The steps for mak­ing a cou­ture piece.


1 Karl Lager­feld sketches each out­fit and ex­plains it to Douchez. “Karl’s sketches are very de­tailed, so I un­der­stand ev­ery­thing at first sight,” she says. “It’s very ex­cit­ing to start a new piece.”

2 A pat­tern is cut, and a toile is made, with Douchez in charge of the first pins in the toile. For sym­me­try, she makes only the right-hand side, so that it can be dou­bled. “It is my job to do the right-hand side of the pat­tern.”

3 The first fit­ting is when specifics about vol­ume are de­cided. “Karl knows ex­actly what he wants. He has this idea in his mind, and I re­ally need to lis­ten to Karl’s words, be­cause it helps build it in my head.

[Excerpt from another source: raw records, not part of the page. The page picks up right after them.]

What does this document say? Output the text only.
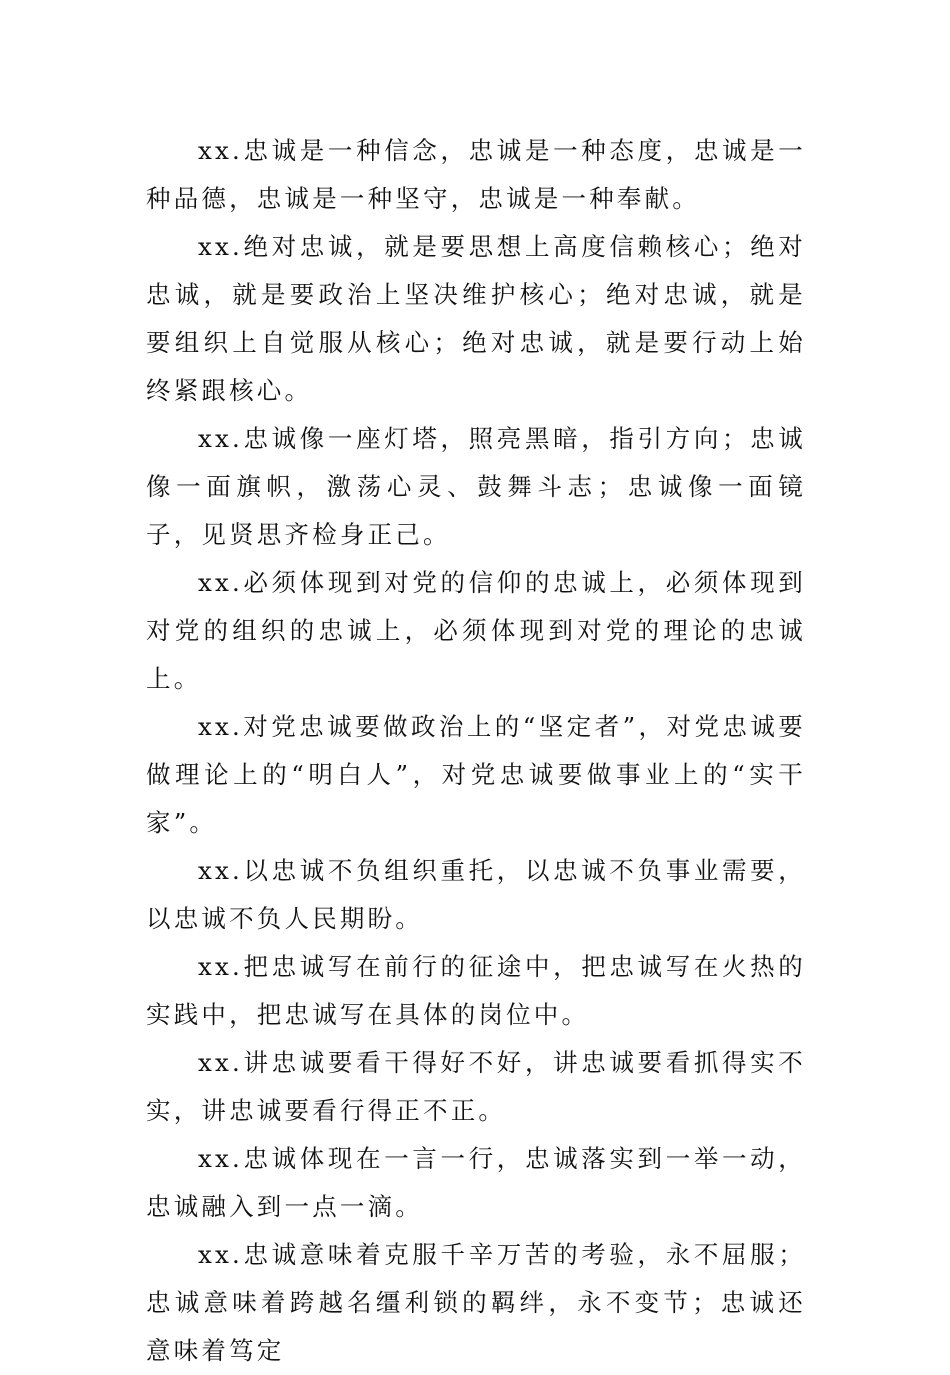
xx.忠诚是一种信念，忠诚是一种态度，忠诚是一种品德，忠诚是一种坚守，忠诚是一种奉献。

xx.绝对忠诚，就是要思想上高度信赖核心；绝对忠诚，就是要政治上坚决维护核心；绝对忠诚，就是要组织上自觉服从核心；绝对忠诚，就是要行动上始终紧跟核心。

xx.忠诚像一座灯塔，照亮黑暗，指引方向；忠诚像一面旗帜，激荡心灵、鼓舞斗志；忠诚像一面镜子，见贤思齐检身正己。

xx.必须体现到对党的信仰的忠诚上，必须体现到对党的组织的忠诚上，必须体现到对党的理论的忠诚上。

xx.对党忠诚要做政治上的“坚定者”，对党忠诚要做理论上的“明白人”，对党忠诚要做事业上的“实干家”。

xx.以忠诚不负组织重托，以忠诚不负事业需要，以忠诚不负人民期盼。

xx.把忠诚写在前行的征途中，把忠诚写在火热的实践中，把忠诚写在具体的岗位中。

xx.讲忠诚要看干得好不好，讲忠诚要看抓得实不实，讲忠诚要看行得正不正。

xx.忠诚体现在一言一行，忠诚落实到一举一动，忠诚融入到一点一滴。

xx.忠诚意味着克服千辛万苦的考验，永不屈服；忠诚意味着跨越名缰利锁的羁绊，永不变节；忠诚还意味着笃定
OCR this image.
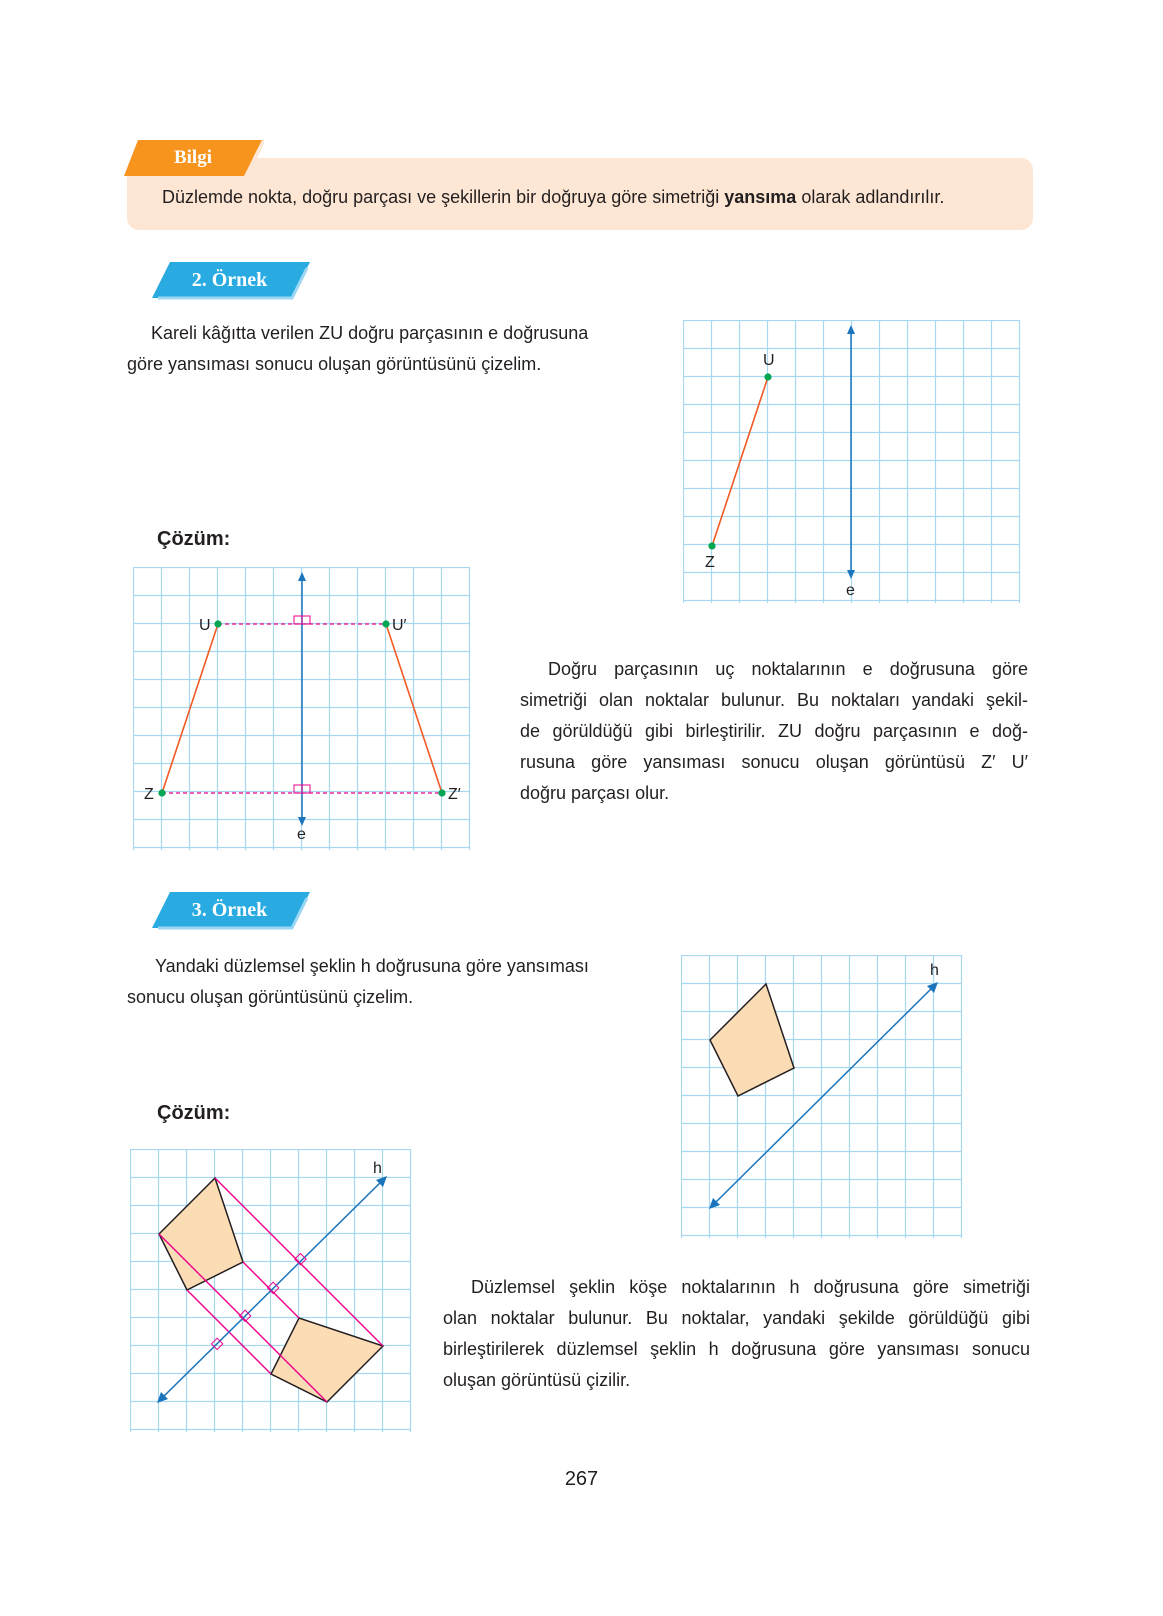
Bilgi
Düzlemde nokta, doğru parçası ve şekillerin bir doğruya göre simetriği yansıma olarak adlandırılır.
2. Örnek
Kareli kâğıtta verilen ZU doğru parçasının e doğrusuna
göre yansıması sonucu oluşan görüntüsünü çizelim.	U
Z
e
Çözüm:
U
Z
U′
Z′
e
Doğru parçasının uç noktalarının e doğrusuna göre
simetriği olan noktalar bulunur. Bu noktaları yandaki şekil-
de görüldüğü gibi birleştirilir. ZU doğru parçasının e doğ-
rusuna göre yansıması sonucu oluşan görüntüsü Z′ U′
doğru parçası olur.
3. Örnek
Yandaki düzlemsel şeklin h doğrusuna göre yansıması
sonucu oluşan görüntüsünü çizelim.
h
Çözüm:
h
Düzlemsel şeklin köşe noktalarının h doğrusuna göre simetriği
olan noktalar bulunur. Bu noktalar, yandaki şekilde görüldüğü gibi
birleştirilerek düzlemsel şeklin h doğrusuna göre yansıması sonucu
oluşan görüntüsü çizilir.
267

Th­ese oral ex­pla­na­tions are very use­ful to me.” It is also when the fab­ric and em­broi­dery de­tails are de­cided. “Karl might say: ‘No, it shouldn’t be pleated: it needs a lit­tle more vol­ume here.’ This is de­cided at the first fit­ting,” says Douchez.

4 “Af­ter the first fit­ting, the race starts!” says Douchez. “My team have to send the place­ment of the em­broi­dery draw­ings to the em­broi­dery ate­liers – from there, ev­ery­thing starts.”

5 Ahead of the show, Lager­feld styles the out­fits, de­cid­ing which ac­ces­sories go with which look. “He styles through the night af­ter ev­ery­thing has been made. It’s the fin­ish­ing touch!”